The second day of Global Fintech Fest 2020 – the largest two-day, virtual fintech meet-up yet again saw head honchos and industry chiefs across the Fintech & BFSI ecosystems across the globe share persuasive ideas and thoughts. The two-day fest is organised by Fintech Convergence Council (FCC), Payments Council of India (PCI) and National Payments Corporation of India (NPCI).
Speaking at the virtual fintech meet-up, Uday Kotak, Managing Director & CEO, Kotak Mahindra Bank betting big on the ‘risk management’ function across banking, said, Risk and risk management will play the big differentiator for banks and is what will help bankers create an edge for themselves in the industry.” “Risk management will continue to remain with banks” he stressed, in a discussion with G Padmanabhan, Non-Executive Chairman, Bank of India.

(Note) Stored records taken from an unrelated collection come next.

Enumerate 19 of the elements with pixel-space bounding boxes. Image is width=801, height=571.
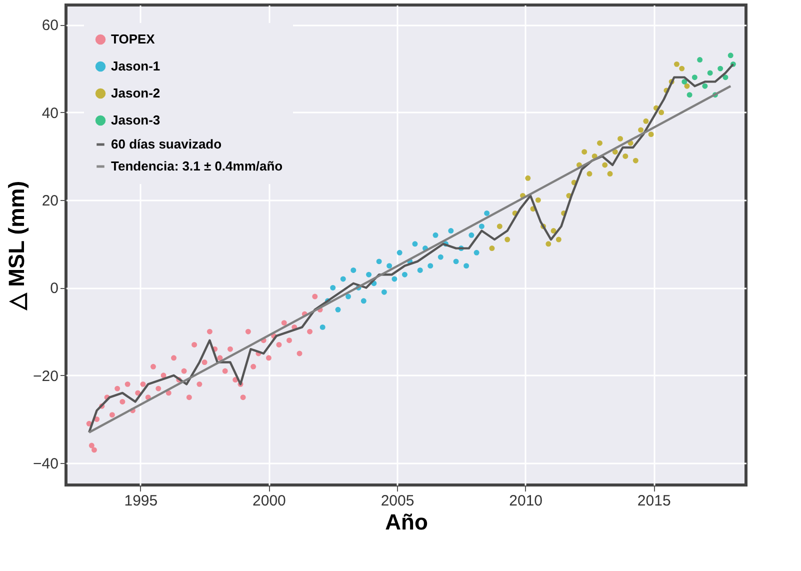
legend-label: 60 días suavizado <box>111 136 222 152</box>
y-tick-label: 40 <box>42 104 58 122</box>
legend-label: Jason-2 <box>111 86 160 100</box>
y-tick-label: −20 <box>33 368 58 385</box>
legend-label: Jason-3 <box>111 112 160 128</box>
x-tick-label: 2015 <box>637 492 671 510</box>
x-tick-label: 1995 <box>124 492 158 510</box>
x-axis-title: Año <box>385 510 428 534</box>
x-tick-label: 2010 <box>509 492 543 510</box>
y-tick-label: −40 <box>33 456 58 473</box>
y-tick-label: 0 <box>50 280 58 298</box>
y-tick-label: 60 <box>42 17 58 34</box>
legend-label: TOPEX <box>111 32 156 46</box>
y-tick-label: 20 <box>42 192 58 210</box>
x-tick-label: 2005 <box>380 492 414 510</box>
legend-label: Jason-1 <box>111 58 160 74</box>
legend-label: Tendencia: 3.1 ± 0.4mm/año <box>111 158 283 174</box>
y-axis-title: △ MSL (mm) <box>4 180 30 312</box>
x-tick-label: 2000 <box>252 492 286 510</box>
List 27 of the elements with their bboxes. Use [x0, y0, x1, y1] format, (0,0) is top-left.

Talking about a more inclusive eco-system, Mr. Kotak said, “This is an era of coopetition. Banks and fintech will continue to co-operate in some areas while competing in the others, however digital players will emerge ahead. He also stressed that policy supervision, regulation and governance have to be ownership neutral and have to be the same for both public sector and private banks. Meanwhile, talking about fintech players, he also said he will look at investment opportunities in the sector.
Addressing the delegates at the fintech fest, Arundhati Bhattacharya, Chairperson and Chief Executive of Salesforce India said, “Digital is imperative, empowering and will give better risk management insights. Digital opens up new market segments and gives them a picture of their lending scenario, with which one can manage NPAs better.”
“Indian banks will have to adapt rapidly to the disruptive changes brought about by the coronavirus pandemic through greater data-driven decision making and digitization in day-to-day functioning” she stressed.
Reiterating on a more data-driven and digital model, Arundhati said, “Banks will have to be ready for the future. The future is going to be different from anything that we have seen in the past. Banks will therefore have to look at how they approach the entire customer journey—whether they want to be distribution-heavy and branch-light or asset-light, liability-heavy and transaction-heavy, however being digital and data driven will be imperative for banking.”
Meanwhile, in a fireside chat with Rajan Anandan, Managing Director, Sequoia Capital, Vijay Sekhar Sharma, Founder & CEO, Paytm, indicated that after entering a new business in auto and health insurance, Paytm will get into “new age stock market trading platform” before the end of this quarter. He further said that for India to achieve US 5 trillion-dollar economy, the SMEs will have to be empowered through identification and verification of SMEs. He further suggested that young startups should look at financial inclusion as an opportunity and lending can be a trillion-dollar business.
Rajan Anandan mentioned that while India has over 40000 startups with only 10% having raised venture capital. However, he said that in the last 4 months, every Indian startup has improved their profitability. He observed that products are getting better and distribution is getting smarter, and as a result, the ecosystem is going to improve. He was hopeful that by the end of 2021, the health of Indian startup ecosystem will be better placed.
At FF 2020, PCI, FCC and MEDICI released a report titled India FinTech Report (2nd edition) – a comprehensive study on the fintech eco-system for the period 2019-H12020.
The report finds that India has 2174 fintech startups, wherein Bengaluru, Mumbai and Delhi comprising of 447, 437 and 208 start-ups respectively, led the FinTech momentum in the country. They were followed by Hyderabad and Gurugram comprising of 133 and 128 start-ups respectively. Apart from the aforesaid top ﬁve FinTech destinations, the rest of India accounted for 738 start-ups.
According to the report, India fintech raised $5.4 BN in equity funding during the period. In terms of India’s fintech investment trends, the report showcased a stage-wise break-up of the total fintech funding stating – ‘Series G’ led the stage-wise funding at 1818 mn followed by Series B at 868.8 mn.
In a segment-wise overview, the report highlighted that the first wave of disruption in financial services was led by digital payment startups, followed by digital lending, wealth management, and InsurTech startups. However, the second wave, or ‘FinTech 2.0’ will be led by Neobanks that aim to redefine customer-centric consumer and business banking experiences. The total funding raised by Indian Neo banks so far aggregated at $139.8 Mn. This does not include $93 million raised by Razorpay since 2019. In their efforts to become a part of the next wave of FinTech innovation, venture capital & private equity investors have started investing heavily in Neo banking startups.
The Global Fintech Fest has witnessed a participation from 50+ countries, 100+ speakers and 10000+ registered delegates in attendance. Significantly, 45% are international speakers and 30% women speaker participation. Of the total delegate participation, around 30% are from international community. In addition, there are 75 Indian and international 75 exhibitors showcasing their products and services in the two-day fest. Global Fintech Festival has brought together representatives of banking, financial technology and investment industries from across the globe to host impactful dialogues, public discussions and a curated exhibition of the latest disruptive technologies.